Cet article est depuis une semaine dans mes brouillons. J’avais envie de le partager, tout en hésitant à le publier sur ce blog plutôt que sur l’autre. Puis je me suis dit qu’il avait toute sa place ici.

Donc aujourd’hui, je vais vous parler d’un sujet que je ne maîtrise pas. Du coup je ne vais pas m’appesantir sur les détails. D’autres le feront mieux que moi. Il sera plutôt question de premiers pas et de champ lexical!

Il y a quelques mois j’écrivais ce texte – insoumise. Je le suis toujours dans l’absolu! A l’époque le terme même de soumission me mettait très mal à l’aise et me donnait envie de vomir. Il faisait référence à beaucoup trop de choses du passé où soumission, violence, dépendance et emprise étaient étroitement liées. Je ne reviendrai pas la dessus…

Puis peu à peu j’ai évolué sur le sujet. Pas seule. Suite à de nombreuses conversations, partages, discussions qui m’ont tiré des larmes et m’ont parfois donné envie de quitter la table.
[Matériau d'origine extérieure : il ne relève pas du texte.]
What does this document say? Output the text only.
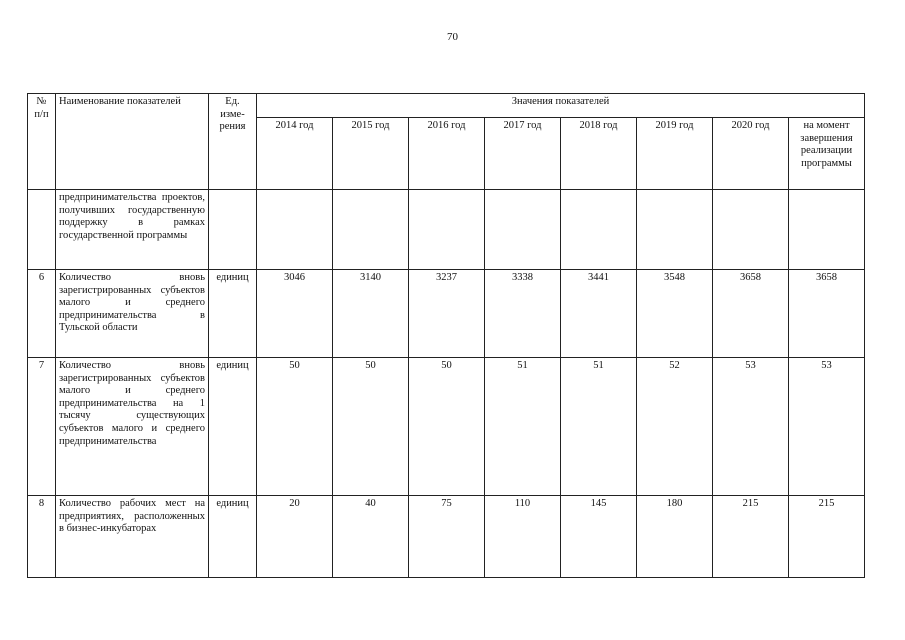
70
№ п/п	Наименование показателей	Ед. изме-рения	Значения показателей							
			2014 год	2015 год	2016 год	2017 год	2018 год	2019 год	2020 год	на момент завершения реализации программы
	предпринимательства проектов, получивших государственную поддержку в рамках государственной программы									
6	Количество вновь зарегистрированных субъектов малого и среднего предпринимательства в Тульской области	единиц	3046	3140	3237	3338	3441	3548	3658	3658
7	Количество вновь зарегистрированных субъектов малого и среднего предпринимательства на 1 тысячу существующих субъектов малого и среднего предпринимательства	единиц	50	50	50	51	51	52	53	53
8	Количество рабочих мест на предприятиях, расположенных в бизнес-инкубаторах	единиц	20	40	75	110	145	180	215	215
Non sans mal. Je crois que si il y a eu un sujet délicat, ce fut bien celui-là. Et puis les mots je les exécrais. Tout s’est fait progressivement. J’ai d’abord accepté que ça pouvait exister même si moi ça ne m’attirait pas. Accepter ne voulait dire ni comprendre ni adhérer. Et puis les mots sont devenus moins violents. Enfin j’ai accepté que ça m’attirait. Et que je me refusais d’expérimenter quelque chose parce que d’une manière ou d’une autre cela allait à l’encontre de tout ce contre quoi je m’étais battue. Alors qu’il n’était question que d’amalgames et que les deux n’avaient rien à voir.

Si je devais associer des mots à soumission aujourd’hui ce serait respect, confiance, consentement. Si ces données ne sont pas là, alors on est dans la violence pure et dure, où la personne soumise n’est qu’un objet entre les mains de l’autre.
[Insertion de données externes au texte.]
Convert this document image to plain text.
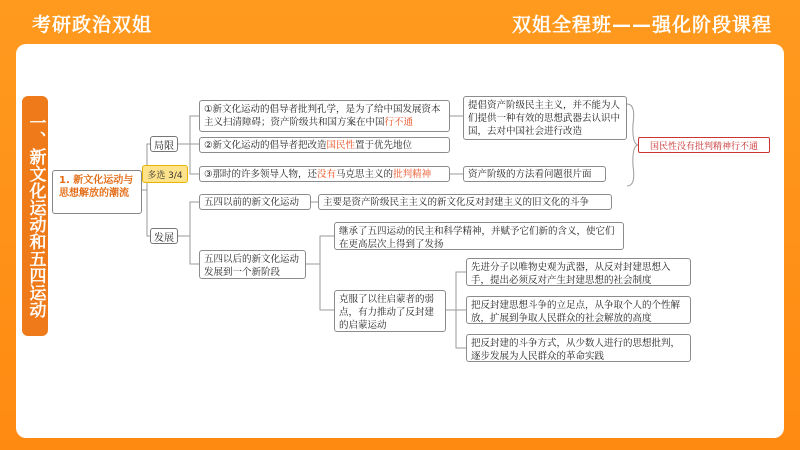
考研政治双姐	双姐全程班——强化阶段课程
一、新文化运动和五四运动	1. 新文化运动与思想解放的潮流
局限
多选 3/4
发展
①新文化运动的倡导者批判孔学，是为了给中国发展资本主义扫清障碍；资产阶级共和国方案在中国行不通
②新文化运动的倡导者把改造国民性置于优先地位
③那时的许多领导人物，还没有马克思主义的批判精神
提倡资产阶级民主主义，并不能为人们提供一种有效的思想武器去认识中国，去对中国社会进行改造
资产阶级的方法看问题很片面
国民性没有批判精神行不通
五四以前的新文化运动	主要是资产阶级民主主义的新文化反对封建主义的旧文化的斗争
五四以后的新文化运动发展到一个新阶段
继承了五四运动的民主和科学精神，并赋予它们新的含义，使它们在更高层次上得到了发扬
克服了以往启蒙者的弱点，有力推动了反封建的启蒙运动
先进分子以唯物史观为武器，从反对封建思想入手，提出必须反对产生封建思想的社会制度
把反封建思想斗争的立足点，从争取个人的个性解放，扩展到争取人民群众的社会解放的高度
把反封建的斗争方式，从少数人进行的思想批判，逐步发展为人民群众的革命实践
C’est pour cette raison que quand je lis les mots “chienne”, “pute”, “salope” dans ce contexte, cela me gêne. Dans d’autres contextes aussi! Je trouve qu’ils donnent une mauvaise image de la soumission – elle n’a pas besoin de ça, vous en conviendrez?

Et si ils reflètent ce que certaines femmes pensent d’elles-mêmes, je me dis que c’est grave. Être soumise, le temps d’une expérience, d’un partage, d’un “jeu” ne veut pas dire que la personne abdique tout respect d’elle même. Loin de là.

Alors Mesdames, si vous voulez être traitées comme de la merde, ne vous privez pas. Il y a des tas de femmes qui échangent leur place sur le champ, des femmes traitées au quotidien comme des chiennes, des putes et des salopes, des jouets entre les mains d’hommes méprisants, qui sous couvert d’amour les contraignent au pire. Et parfois même elles en redemandent, certaines de ne mériter rien de mieux. Elles ne sont pas consentantes. Elles n’en tirent aucun plaisir.

Je ne sais pas, trouvez d’autres mots. Il y en a quand même assez dans la langue française! Et si vraiment vous vous sentez comme telles devant un homme qui vous domine, demandez-vous si ce n’est pas vous qui avez un problème avec cette facette de votre sexualité. Je ne dirai pas que c’est facile à assumer. Mais après tout vous avez le choix!

Quant à vous Messieurs, ne pensez pas que quand une femme assume cette part d’elle-même, cela veut dire que c’est Portes Ouvertes pour tout le monde, que vous pouvez tout vous permettre. Respect. Confiance. Consentement. Je crois qu’il n’est jamais inutile de le rappeler!